The Cosmic Microwave Background, as observed by the ESA Planck satellite. The CMB is a snapshot of the oldest light in the Universe.
Credit: ESO

We were helped by another discovery made around the same time, related to the Cosmic Microwave Background (CMB). People were using the CMB to study the geometry of the Universe. The tiny temperature fluctuations in the CMB indicated that the geometry of spacetime is flat, which requires a specific amount of matter and energy. Einstein’s famous equation E=mc2 tells us that mass (matter) and energy are equivalent. But determinations of the amount of matter and energy known to exist in the Universe made up just 25% of the amount required by a flat Universe. In other words, 75% of the matter and energy was missing.

This value matched perfectly with our discovery of the extra energy component that makes up three quarters of the matter/energy content of the Universe. It was the combination of the two discoveries at almost the same time that convinced most people.

This new component is now called dark energy. But more than twenty years later, we still have no idea what dark energy actually is!

This new component is now called dark energy. But more than twenty years later, we still have no idea what dark energy actually is! There is no physical explanation for it, but astronomers all over the world are working to find one.

This discovery certainly affected my career. All of a sudden, I became one of the best-known observational cosmologists in Europe, which came with its pros and cons.

As one of only two Europeans on the High-z Supernova Search Team, I got invited to many, many conferences here in Europe to present the result, and was asked to write major review papers on it. This took a lot of time out of my research.

And then in 2011, Adam Riess and Brian Schmidt won the Nobel Prize in Physics for this research — they each won a quarter, and Saul Perlmutter of the Supernova Cosmology Project won the other half. We all went along for the Nobel Prize celebrations, which was an amazing experience.

But in the long run, I decided that I didn’t want to be part of large collaborations any more. The High-z Supernova Search Team wasn’t that big — around 25 people — but there were still so many teleconferences and meetings. I just felt tired of all that. I wanted to do things that I could be recognised for directly, rather than being a member of a team. I wanted to create something that people could recognise as coming from me.
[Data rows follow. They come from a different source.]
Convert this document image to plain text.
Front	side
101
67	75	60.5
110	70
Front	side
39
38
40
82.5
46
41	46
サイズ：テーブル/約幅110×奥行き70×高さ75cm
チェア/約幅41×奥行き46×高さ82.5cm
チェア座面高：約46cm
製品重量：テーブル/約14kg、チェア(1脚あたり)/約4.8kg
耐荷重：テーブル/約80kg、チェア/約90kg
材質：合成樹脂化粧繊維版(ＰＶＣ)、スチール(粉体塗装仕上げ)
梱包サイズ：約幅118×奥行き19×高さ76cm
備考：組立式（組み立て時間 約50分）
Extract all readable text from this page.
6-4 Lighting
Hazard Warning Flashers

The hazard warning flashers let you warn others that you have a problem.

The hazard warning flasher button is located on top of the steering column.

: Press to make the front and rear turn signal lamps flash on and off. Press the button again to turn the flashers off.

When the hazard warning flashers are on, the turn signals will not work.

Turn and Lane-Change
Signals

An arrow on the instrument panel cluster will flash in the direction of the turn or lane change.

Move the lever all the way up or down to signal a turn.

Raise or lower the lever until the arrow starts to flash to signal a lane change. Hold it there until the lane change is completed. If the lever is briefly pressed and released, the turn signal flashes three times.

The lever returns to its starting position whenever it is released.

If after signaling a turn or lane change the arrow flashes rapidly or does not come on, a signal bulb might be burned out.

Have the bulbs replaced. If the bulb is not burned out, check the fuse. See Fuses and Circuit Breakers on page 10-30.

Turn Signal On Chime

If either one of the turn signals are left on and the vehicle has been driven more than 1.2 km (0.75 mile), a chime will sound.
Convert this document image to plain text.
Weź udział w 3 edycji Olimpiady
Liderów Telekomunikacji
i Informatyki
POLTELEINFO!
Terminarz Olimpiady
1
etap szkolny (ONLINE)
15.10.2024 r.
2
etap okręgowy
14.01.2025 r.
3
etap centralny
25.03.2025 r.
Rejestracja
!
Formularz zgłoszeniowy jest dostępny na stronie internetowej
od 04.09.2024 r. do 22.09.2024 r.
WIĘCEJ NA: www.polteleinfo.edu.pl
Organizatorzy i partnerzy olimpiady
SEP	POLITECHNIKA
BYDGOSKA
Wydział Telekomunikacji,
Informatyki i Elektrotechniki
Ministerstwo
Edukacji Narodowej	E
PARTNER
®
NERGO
I’m still doing cosmology, though not the same type any more. That kind of research now requires large teams of hundreds of people. I’ve started to pick smaller problems again — things that I can do with students, to solve some of the smaller questions that we have about supernovae. It’s interesting to come from a big stage, from a place where the whole world pays attention to you, to go back to smaller problems that are not necessarily seen by everybody, and maybe not even seen as interesting by a lot of people. But that’s OK.

Interview with:
Bruno Leibundgut

Numbers in this article

25 Percentage of the Universe that could be accounted for in 1990
75 Percentage of the Universe that was found to be “missing”
1990 Year that the future of the Universe became one of the biggest questions in astronomy
2011 Year that the Nobel Prize in Physics was awarded for the discovery of the accelerating expansion of the Universe

Biography Bruno Leibundgut

After a Physics degree and a PhD in Astronomy, Swiss astronomer Bruno Leibundgut found himself in the United States for two postdoctoral positions. Returning to Europe in 1993, Bruno started working at ESO in a group that defined how the VLT would be operated. After a couple of years he became Deputy VLT Programme Scientist, then in 1999 moved on to building up the data quality control group, connected to the archive. Bruno was Head of Office for Science for eight years, then Director for Science for six years, before closing the circle by becoming VLT Programme Scientist four years ago.